SOX and night terrors
We don't know what monster used to dominate the nightmares of corporate governance professionals, but since 2002, it has definitely been the Sarbanes-Oxley Act - a slavering, two-headed beast that enmeshes its unwitting prey in a gush of rules and regulations (all for the public good, of course). To the rescue comes CPA David E. Hardesty, with the latest edition of his Practical Guide to Corporate Governance and Accounting: Implementing the Requirements of the Sarbanes-Oxley Act. The book is an invaluable bestiary, offering unique guidance on the creature known as SOX, including detailed and up-to-date examinations of Section 302 and Section 404 of the act, and of Public Company Accounting Oversight Board Auditing Standard No. 2.
Hardesty's expertise in the area is such that he was named to Accounting Today's 2004 list of the Top 100 Most Influential People in Accounting; with his guide on their bedside table, chief financial officers and internal auditors can sleep easy.
For corporate directors - whose sleep, probably, used to be deep and dreamless - SOX comes as a rude awakening. (There goes our long metaphor.) For them, Hardesty has co-authored, with lawyer Paul Hilton, Director's Guide to Sarbanes-Oxley Compliance, a guide to the operation of the modern board and the responsibilities of its members. With checklists, sample language, best practices, and current information on the latest regulatory requirements for directors, it's a must for board members looking to reclaim the peaceful night's sleep they used to enjoy.
Price: Practical Guide - $74.95; Director's Guide - $65. Volume discounts available.
Warren, Gorham & Lamont
'The New Workforce'
The Man in the Gray Flannel Suit is dead, as is the all-male, all-white, all-married-with-2.5-kids workforce that used to surround him. What's replacing them, according to benefits and HR consultant Harriet Hankin's The New Workforce, is both older and younger, more racially, sexually and religiously diverse, and a lot more demanding. Hankin's book describes the radically different characteristics and needs of this multi-faceted labor pool, and offers a host of practical ideas for keeping them happy and productive.
'Plan Your Estate'
The seventh edition of Plan Your Estate falls in the category of books you never want your clients to see. Like many of the titles from do-it-yourself legal and business publisher Nolo, it's basically designed to put the financial planners, accountants and lawyers that serve individuals out of business, by empowering their clients.
Plan Your Estate, by attorneys Denis Clifford and Cora Jordan, puts everything a person needs to know about wills, trusts and estate planning - from the basics on up to sophisticated tax strategies and the latest on estate and inheritance laws - in plain English, so that everyone can understand it.

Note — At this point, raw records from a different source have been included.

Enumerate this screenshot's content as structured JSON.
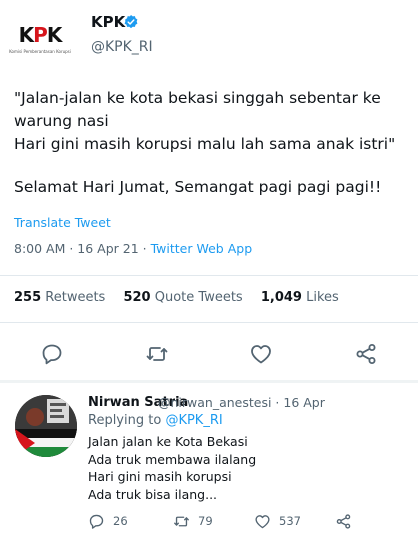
{
  "tweet": {
    "author": {
      "name": "KPK",
      "handle": "@KPK_RI",
      "verified": true,
      "logo_text": "KPK",
      "logo_subtext": "Komisi Pemberantasan Korupsi"
    },
    "text_lines": [
      "\"Jalan-jalan ke kota bekasi singgah sebentar ke warung nasi",
      "Hari gini masih korupsi malu lah sama anak istri\""
    ],
    "closing_line": "Selamat Hari Jumat, Semangat pagi pagi pagi!!",
    "translate_label": "Translate Tweet",
    "timestamp": "8:00 AM · 16 Apr 21 · ",
    "source_app": "Twitter Web App",
    "stats": {
      "retweets_count": "255",
      "retweets_label": "Retweets",
      "quotes_count": "520",
      "quotes_label": "Quote Tweets",
      "likes_count": "1,049",
      "likes_label": "Likes"
    },
    "actions": [
      "reply-icon",
      "retweet-icon",
      "like-icon",
      "share-icon"
    ]
  },
  "reply": {
    "author_name": "Nirwan Satria",
    "meta": "@nirwan_anestesi · 16 Apr",
    "replying_prefix": "Replying to ",
    "replying_to": "@KPK_RI",
    "lines": [
      "Jalan jalan ke Kota Bekasi",
      "Ada truk membawa ilalang",
      "Hari gini masih korupsi",
      "Ada truk bisa ilang..."
    ],
    "reply_count": "26",
    "retweet_count": "79",
    "like_count": "537"
  },
  "colors": {
    "link": "#1d9bf0",
    "muted": "#536471",
    "text": "#0f1419",
    "kpk_red": "#d6151c"
  }
}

We bring it to your attention in order to make this suggestion: Buy every copy you can find, and bury them in your backyard.
The pros of outsourcing
There are three schools of thought regarding outsourcing: pro, con, and the rest of us. Firmly enrolled in the first school are the authors of Business Process Outsourcing: The Competitive Advantage, Rick L. Click and Thomas N. Duening, for whom BPO is a crucial tool in a rapidly globalizing and highly competitive marketplace, one that modern companies cannot afford to do without. Since Click is the chief executive of American Outsourcing Group, a BPO consultancy, and Duening is a professor at the University of Houston, it is, perhaps, natural that the two took this approach.

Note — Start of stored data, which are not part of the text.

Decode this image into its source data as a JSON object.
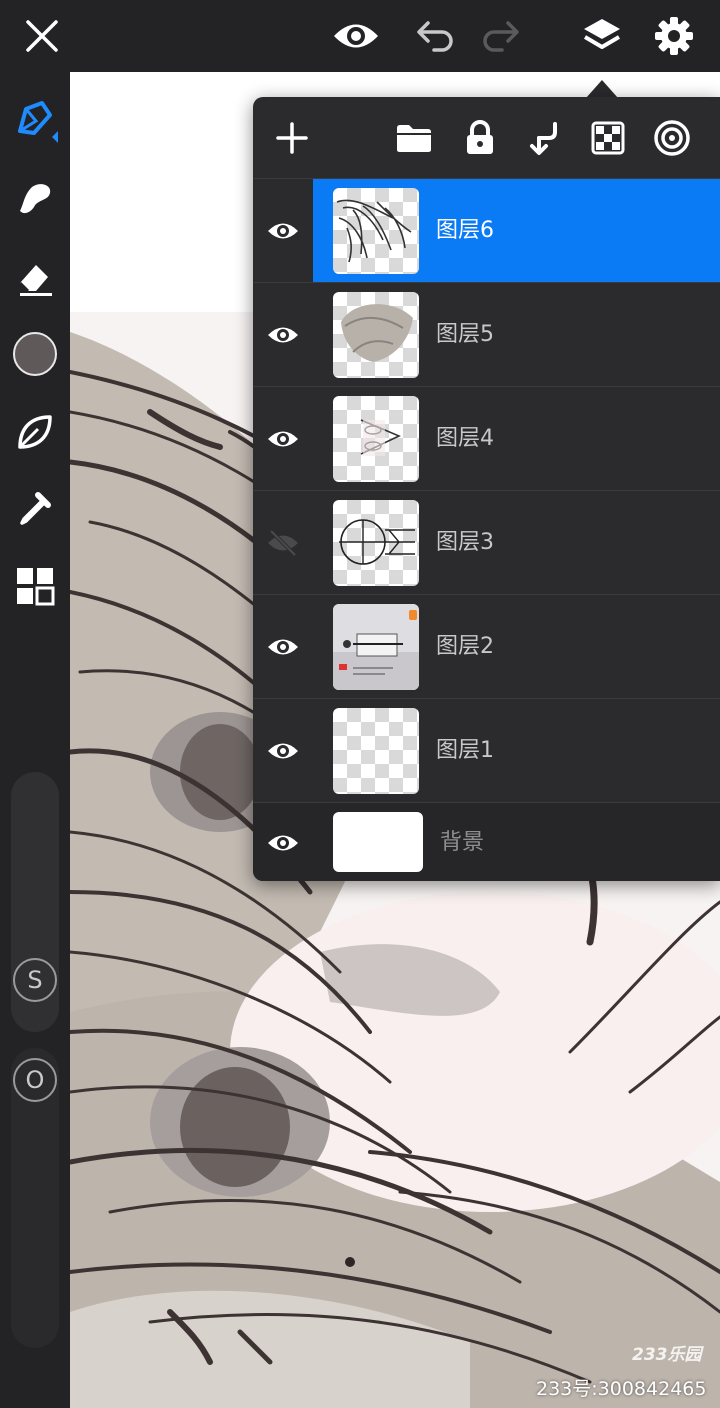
{
  "topbar": {
    "icons": [
      "close-icon",
      "eye-icon",
      "undo-icon",
      "redo-icon",
      "layers-icon",
      "gear-icon"
    ],
    "redo_enabled": false
  },
  "left_toolbar": {
    "tools": [
      "brush-icon",
      "smudge-icon",
      "eraser-icon",
      "color-icon",
      "leaf-icon",
      "eyedropper-icon",
      "grid-icon"
    ],
    "active_tool": "brush",
    "current_color": "#5f5a59",
    "size_label": "S",
    "opacity_label": "O"
  },
  "layers_panel": {
    "toolbar_icons": [
      "plus-icon",
      "folder-icon",
      "lock-icon",
      "merge-down-icon",
      "transparency-icon",
      "target-icon"
    ],
    "layers": [
      {
        "name": "图层6",
        "visible": true,
        "selected": true
      },
      {
        "name": "图层5",
        "visible": true,
        "selected": false
      },
      {
        "name": "图层4",
        "visible": true,
        "selected": false
      },
      {
        "name": "图层3",
        "visible": false,
        "selected": false
      },
      {
        "name": "图层2",
        "visible": true,
        "selected": false
      },
      {
        "name": "图层1",
        "visible": true,
        "selected": false
      }
    ],
    "background_layer": {
      "name": "背景",
      "visible": true
    }
  },
  "watermark": {
    "text": "233号:300842465",
    "logo": "233乐园"
  },
  "colors": {
    "accent": "#0a7af5",
    "panel": "#2b2b2e",
    "toolbar": "#232325"
  }
}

That said, however, they don't present BPO as an easy cure-all - it must be approached with care and diligence, like any other business tool. Their book offers expert guidance on every aspect of outsourcing, from managing costs to choosing the right vendor and handling contracts, as well as a host of useful rules and best practices for making sure you gain all the advantages available, without suffering the downside.
John Wiley & Sons
Once again, we'd like to recommend a book that, at first glance, has nothing to do with accounting. In fact, it doesn't have anything to do with accounting - but it was written by a colleague of ours, Jeff Stimpson, from our sister publication, Practical Accountant.
Alex: The Fathering of a Preemie is a chronicle of the life of Stimpson's seven-year-old son, who was born prematurely (weighing only 21 ounces) and whose survival was, for a long while, uncertain. By turns heartbreaking, infuriating and inspiring, the story of Alex's struggles - and those of his parents - is told with candor, humor, love and anger.